A mesma defesa da chamada “oposição construtiva” segue como norte da federação entre Cidadania e PSDB. Membros da bancada tucana no Congresso falam na construção de uma “oposição responsável, sem problema em votar o que considerar importante para o país” e “apontando caminhos”. A lógica é manter dentro do Parlamento uma liberdade aos desígnios de Lula, mas sem radicalismos. “Não cabe mais oposição cega. Temos vários pontos de discordância do governo, em especial na pauta econômica, mas o país precisa que o governo funcione”, disse o senador Alessandro Vieira (PSDB-SE), também ao site da Jovem Pan. O deputado federal Carlos Sampaio (PSDB-SP) endossa o discurso e fala em “oposição saudável” ao governo. Ele nega qualquer movimentação da federação com o Cidadania para participação no governo, diz que não há “nenhuma” possibilidade de integrar a base, mas concorda com apoio a propostas “boas para o país”. “Alguns da federação gostariam que tivesse independência para tomar as decisões e outros entendem que deve ser oposição, ainda que obviamente uma oposição saudável e responsável. Defendo que seja uma oposição que cabe ao Legislativo. Não há ainda uma definição [da federação] clara, mas da minha parte está decidido”, declarou. Líder da bancada na Câmara, o deputado Alex Manente (Cidadania-SP) declarou postura de independência. “É a postura de hoje e dos próximos quatro anos, não negociamos participação”, resumiu. O parlamentar esteve com outros líderes no encontro do Comitê Político da Coalizão com o presidente Lula, no início da semana, onde disse ter apresentado sugestões. “Sempre estaremos à disposição para atuar, isso não significa que compactuamos com as mesmas ideias”, completou.
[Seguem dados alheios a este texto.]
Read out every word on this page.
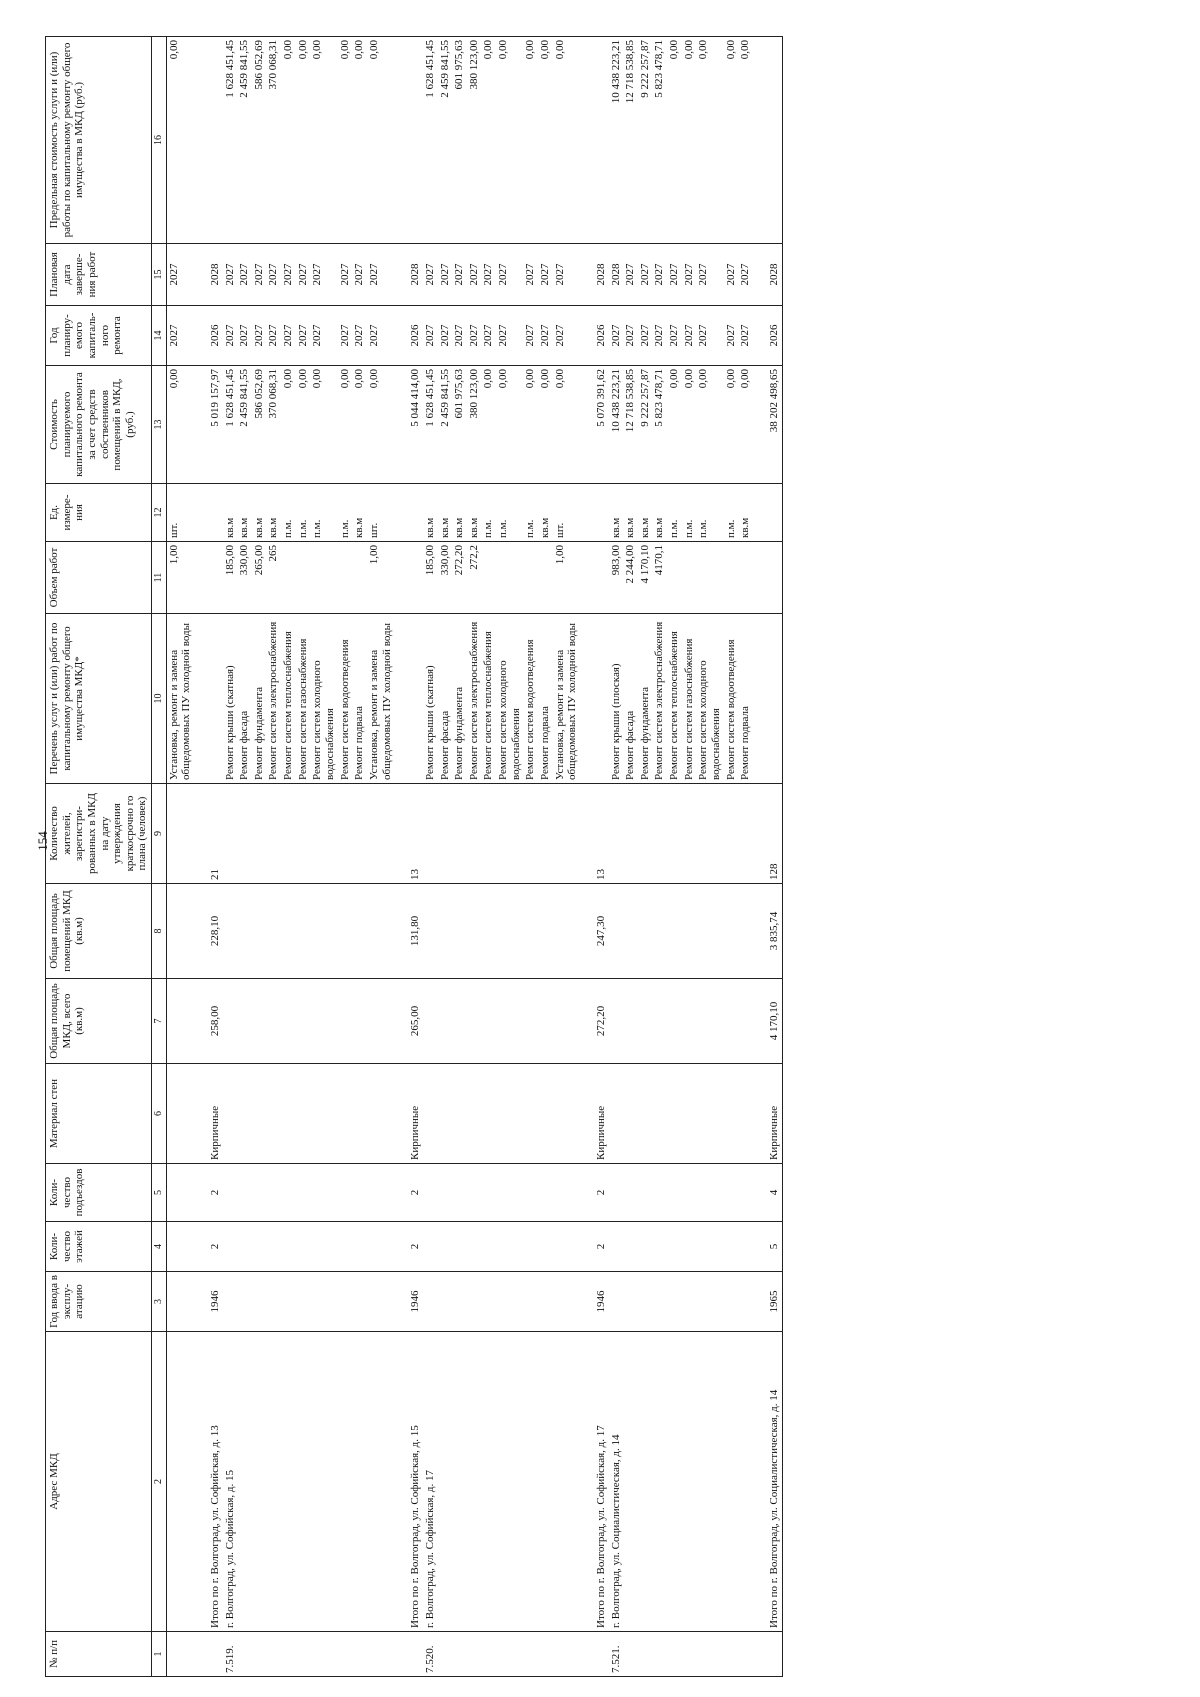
154
№ п/п	Адрес МКД	Год ввода в эксплу-атацию	Коли-чество этажей	Коли-чество подъездов	Материал стен	Общая площадь МКД, всего (кв.м)	Общая площадь помещений МКД (кв.м)	Количество жителей, зарегистри-рованных в МКД на дату утверждения краткосрочно го плана (человек)	Перечень услуг и (или) работ по капитальному ремонту общего имущества МКД*	Объем работ	Ед. измере-ния	Стоимость планируемого капитального ремонта за счет средств собственников помещений в МКД, (руб.)	Год планиру-емого капиталь-ного ремонта	Плановая дата заверше-ния работ	Предельная стоимость услуги и (или) работы по капитальному ремонту общего имущества в МКД (руб.)
1	2	3	4	5	6	7	8	9	10	11	12	13	14	15	16
									Установка, ремонт и замена общедомовых ПУ холодной воды	1,00	шт.	0,00	2027	2027	0,00

	Итого по г. Волгоград, ул. Софийская, д. 13	1946	2	2	Кирпичные	258,00	228,10	21				5 019 157,97	2026	2028	
7.519.	г. Волгоград, ул. Софийская, д. 15								Ремонт крыши (скатная)	185,00	кв.м	1 628 451,45	2027	2027	1 628 451,45
									Ремонт фасада	330,00	кв.м	2 459 841,55	2027	2027	2 459 841,55
									Ремонт фундамента	265,00	кв.м	586 052,69	2027	2027	586 052,69
									Ремонт систем электроснабжения	265	кв.м	370 068,31	2027	2027	370 068,31
									Ремонт систем теплоснабжения		п.м.	0,00	2027	2027	0,00
									Ремонт систем газоснабжения		п.м.	0,00	2027	2027	0,00
									Ремонт систем холодного водоснабжения		п.м.	0,00	2027	2027	0,00
									Ремонт систем водоотведения		п.м.	0,00	2027	2027	0,00
									Ремонт подвала		кв.м	0,00	2027	2027	0,00
									Установка, ремонт и замена общедомовых ПУ холодной воды	1,00	шт.	0,00	2027	2027	0,00

	Итого по г. Волгоград, ул. Софийская, д. 15	1946	2	2	Кирпичные	265,00	131,80	13				5 044 414,00	2026	2028	
7.520.	г. Волгоград, ул. Софийская, д. 17								Ремонт крыши (скатная)	185,00	кв.м	1 628 451,45	2027	2027	1 628 451,45
									Ремонт фасада	330,00	кв.м	2 459 841,55	2027	2027	2 459 841,55
									Ремонт фундамента	272,20	кв.м	601 975,63	2027	2027	601 975,63
									Ремонт систем электроснабжения	272,2	кв.м	380 123,00	2027	2027	380 123,00
									Ремонт систем теплоснабжения		п.м.	0,00	2027	2027	0,00
									Ремонт систем холодного водоснабжения		п.м.	0,00	2027	2027	0,00
									Ремонт систем водоотведения		п.м.	0,00	2027	2027	0,00
									Ремонт подвала		кв.м	0,00	2027	2027	0,00
									Установка, ремонт и замена общедомовых ПУ холодной воды	1,00	шт.	0,00	2027	2027	0,00

	Итого по г. Волгоград, ул. Софийская, д. 17	1946	2	2	Кирпичные	272,20	247,30	13				5 070 391,62	2026	2028	
7.521.	г. Волгоград, ул. Социалистическая, д. 14								Ремонт крыши (плоская)	983,00	кв.м	10 438 223,21	2027	2028	10 438 223,21
									Ремонт фасада	2 244,00	кв.м	12 718 538,85	2027	2027	12 718 538,85
									Ремонт фундамента	4 170,10	кв.м	9 222 257,87	2027	2027	9 222 257,87
									Ремонт систем электроснабжения	4170,1	кв.м	5 823 478,71	2027	2027	5 823 478,71
									Ремонт систем теплоснабжения		п.м.	0,00	2027	2027	0,00
									Ремонт систем газоснабжения		п.м.	0,00	2027	2027	0,00
									Ремонт систем холодного водоснабжения		п.м.	0,00	2027	2027	0,00
									Ремонт систем водоотведения		п.м.	0,00	2027	2027	0,00
									Ремонт подвала		кв.м	0,00	2027	2027	0,00

	Итого по г. Волгоград, ул. Социалистическая, д. 14	1965	5	4	Кирпичные	4 170,10	3 835,74	128				38 202 498,65	2026	2028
Para melhorar o quadro de apoio, o entendimento é que o governo Lula deve abandonar as chamadas pautas de costumes e focar, sobretudo, nos temas econômicos, onde há maior adesão dos parlamentares do centro e da direita. Propostas como a reforma tributária e o novo arcabouço fiscal, por exemplo, são encarados como grandes janelas de oportunidade para atrair o apoio massivo dos partidos que compõem o Centrão e, quem sabe assim, alavancar outras aprovações de forma sequencial. “É um governo difícil, de uma pré-coalização. É um governo difícil. O maior desafio agora é fortalecer a democracia e as instituições no Brasil. A Justiça, a Polícia Federal, o Congresso Nacional, e as instituições democráticas para que ninguém atente contra a democracia”, diz o deputado José Nelto. “Pautas de costumes queremos distâncias quilométricas dela, não leva a lugar nenhum. Não vai resolver nada para a nação. O foco é a economia”, conclui. Está dado o recado.